CodeQL is still part of the repository's security posture, but it remains a
non-required analysis lane in the current branch-protection contract. Keep it
SHA-pinned and visible on pushes and pull requests, but do not treat it as the
default merge gate unless the maintainers explicitly tighten that policy later.
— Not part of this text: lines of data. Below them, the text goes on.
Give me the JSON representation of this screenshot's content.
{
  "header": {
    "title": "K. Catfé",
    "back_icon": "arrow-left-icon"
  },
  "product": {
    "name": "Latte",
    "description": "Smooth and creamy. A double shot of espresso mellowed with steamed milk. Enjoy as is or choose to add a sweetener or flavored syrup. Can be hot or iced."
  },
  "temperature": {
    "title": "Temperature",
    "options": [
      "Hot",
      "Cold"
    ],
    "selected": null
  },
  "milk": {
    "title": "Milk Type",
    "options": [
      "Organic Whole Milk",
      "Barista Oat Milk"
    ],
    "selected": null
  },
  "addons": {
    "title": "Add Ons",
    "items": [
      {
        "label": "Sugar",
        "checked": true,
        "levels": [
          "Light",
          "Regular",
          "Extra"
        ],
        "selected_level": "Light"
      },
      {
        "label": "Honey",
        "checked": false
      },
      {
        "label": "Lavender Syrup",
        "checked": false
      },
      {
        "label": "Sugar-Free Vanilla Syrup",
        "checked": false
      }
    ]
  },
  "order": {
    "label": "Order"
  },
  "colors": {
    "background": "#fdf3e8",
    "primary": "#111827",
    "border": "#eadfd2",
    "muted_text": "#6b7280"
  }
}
## GitHub Settings Checklist

These checks live partly outside the tracked tree, so keep them in a maintainer
checklist instead of pretending they are repo-side facts:

- Verify that the current Topics list still matches the repository positioning
- Upload and re-check the custom social preview from the GitHub repository
  Settings UI after any `assets/social/` change. Treat REST
  `open_graph_image_url` as the custom-upload signal; the GraphQL
  `openGraphImageUrl` field can still expose a generated repository card.
- Confirm that the current release page includes the expected synthetic public
  demo asset before describing it as live

When you change release-facing or storefront-facing claims, verify the live
GitHub state first instead of trusting a local branch snapshot from memory.
Treat the canonical public truth as:

- the live `main` branch on GitHub
- the live GitHub Releases page
- the current GitHub repository settings and branch protection state

If repo-side docs disagree with the live GitHub state, update the docs in the
same change that resolves the drift. Do not leave stale release or storefront
claims behind for a later cleanup.

Lower-level release drills may still be useful:

```bash
"$HOME/.cache/codex_scans/scancode-py313/bin/scancode" \
  --license \
  --copyright \
  --classify \
  --summary \
  --strip-root \
  --ignore '.git*' \
  --ignore '.venv*' \
  --ignore '.pytest_cache*' \
  --ignore '.runtime-cache*' \
  --ignore '.cache*' \
  --ignore 'cache*' \
  --ignore 'logs*' \
  --ignore 'log*' \
  --ignore 'output*' \
  --ignore 'examples*' \
  --json-pp .runtime-cache/scancode/repo-scan.json \
  .
gh api 'repos/xiaojiou176-open/notes-recover'
gh api 'repos/xiaojiou176-open/notes-recover/branches/main/protection'
gh api 'repos/xiaojiou176-open/notes-recover/secret-scanning/alerts?per_page=100'
gh api 'repos/xiaojiou176-open/notes-recover/security-advisories?state=all'
```

## Optional Surface Boundary

The optional surface contract is intentionally narrow:

- `dashboard` and `carve` are opt-in capability areas
- `mcp` is an opt-in protocol surface
- `docker`, `sqlite_dissect`, `strings`, and `binwalk` are optional local tool
  integrations
- those tools and extras are not part of the default baseline guarantee
- treat them as opt-in integrations instead of part of the default baseline

If you add a new optional surface, add a smoke gate for it instead of silently
expanding the baseline job.

## Guidelines

- Work only on copies of Apple Notes data, never on the live original store.
- Keep changes surgical and evidence-based.
- Update `README.md`, `CONTRIBUTING.md`, `SECURITY.md`, `SUPPORT.md`,
  `AGENTS.md`, or `CLAUDE.md` when the public contract changes.
- Avoid committing local artifacts, logs, recovered data, or AI work
  directories.
- Keep `.env.example` aligned with any documented environment inputs.

## Pull Requests

- Explain the user-facing or repo-policy change.
- List the exact verification commands you ran.
- Call out validation gaps or environment-specific assumptions.
- Keep unrelated refactors out of the same PR.